According to officials, the requirement for all of the health system’s staff members, students, volunteers and contractors to receive their COVID vaccination will take effect Sept. 10, 2021. The health system is the first in Michigan, but not the first in the U.S., to require its employees to get their shots.
“We acknowledge the magnitude of this decision and we did not make it lightly,” said HFHS president and CEO Wright Lassiter. “As a leader and trusted voice in our communities, our patients and members depend on us to create a safe, healthy environment. We owe that same promise to our team members. Safety and infection prevention are everyone’s responsibility.”
So far, about 68% of HFHS employees have reportedly been vaccinated for COVID. Officials say that staff members are already required to receive a flu shot each year, and must remain current on other immunizations for diseases like measles, mumps, rubella and whooping cough.
The announcement comes as Michigan experiences its most significant decline in coronavirus infections and hospitalizations since the pandemic began more than 15 months ago.
“The data and science continues to reinforce the safety and effectiveness of these vaccines,” said Adnan Munkarah, executive vice president and chief clinical officer. “With the expectation that the FDA will grant permanent approval to Pfizer and other vaccinations soon, we believe this decision is in the best interest of our patients and members, our team members, and the communities we serve.”
The positive test rate for COVID infections is at 1.18% percent as of Tuesday morning -- nearly the lowest it has ever been.
On Monday, the state reported a total of 311 new cases and five new virus deaths over a three-day period, which averages out to about 104 new cases and 2 new deaths each day.

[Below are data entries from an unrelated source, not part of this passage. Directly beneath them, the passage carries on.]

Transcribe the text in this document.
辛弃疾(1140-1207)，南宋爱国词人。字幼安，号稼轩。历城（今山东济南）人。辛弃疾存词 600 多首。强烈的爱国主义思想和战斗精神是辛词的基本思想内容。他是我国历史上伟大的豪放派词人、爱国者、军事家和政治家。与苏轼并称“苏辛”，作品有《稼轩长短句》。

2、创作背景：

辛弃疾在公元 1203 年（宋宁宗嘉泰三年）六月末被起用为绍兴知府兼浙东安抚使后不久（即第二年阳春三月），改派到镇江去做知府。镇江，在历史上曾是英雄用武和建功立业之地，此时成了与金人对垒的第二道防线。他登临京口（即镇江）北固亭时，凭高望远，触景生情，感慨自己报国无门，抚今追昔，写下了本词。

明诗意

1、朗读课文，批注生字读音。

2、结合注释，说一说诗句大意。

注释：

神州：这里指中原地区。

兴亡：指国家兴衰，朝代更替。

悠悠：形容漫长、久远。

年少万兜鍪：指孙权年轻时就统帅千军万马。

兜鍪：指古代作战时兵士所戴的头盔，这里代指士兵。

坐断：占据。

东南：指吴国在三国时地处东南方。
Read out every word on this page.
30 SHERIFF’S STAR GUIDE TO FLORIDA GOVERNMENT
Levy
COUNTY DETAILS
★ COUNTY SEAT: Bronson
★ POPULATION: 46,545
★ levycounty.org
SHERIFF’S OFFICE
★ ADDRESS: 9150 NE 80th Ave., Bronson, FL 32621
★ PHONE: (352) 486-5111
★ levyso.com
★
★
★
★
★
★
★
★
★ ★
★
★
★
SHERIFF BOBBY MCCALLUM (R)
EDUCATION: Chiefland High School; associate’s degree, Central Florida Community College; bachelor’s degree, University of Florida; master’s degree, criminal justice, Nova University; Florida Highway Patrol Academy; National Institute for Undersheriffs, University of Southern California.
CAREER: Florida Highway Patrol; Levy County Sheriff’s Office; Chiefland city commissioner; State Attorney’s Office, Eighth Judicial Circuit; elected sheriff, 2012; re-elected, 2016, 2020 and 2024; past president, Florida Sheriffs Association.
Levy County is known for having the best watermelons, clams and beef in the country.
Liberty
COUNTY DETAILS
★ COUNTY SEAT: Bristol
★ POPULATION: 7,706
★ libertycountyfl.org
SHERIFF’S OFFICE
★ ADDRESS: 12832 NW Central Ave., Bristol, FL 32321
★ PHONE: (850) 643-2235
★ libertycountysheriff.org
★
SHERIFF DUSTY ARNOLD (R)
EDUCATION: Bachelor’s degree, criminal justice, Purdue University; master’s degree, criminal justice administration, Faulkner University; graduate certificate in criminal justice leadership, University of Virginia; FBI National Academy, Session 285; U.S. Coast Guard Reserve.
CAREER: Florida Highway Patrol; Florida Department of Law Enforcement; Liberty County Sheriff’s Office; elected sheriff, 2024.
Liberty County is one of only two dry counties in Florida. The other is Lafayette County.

The state has not seen numbers this low since about this time last year -- and those low counts did not last more than a few weeks.
Michigan’s COVID numbers began to decline at the end of April this year, following a surge that exceeded metrics only seen amid the onset of the pandemic. Just one month ago at the end of may, the state was still reporting upward of 700 daily new cases.
However, some virus variants, such as the delta variant, are spreading quickly across several countries around the world, causing some concern (and spikes in cases in some places). It is believed that current mRNA COVID vaccines are effective against this variant and others, so long as they do not make a significant transformation.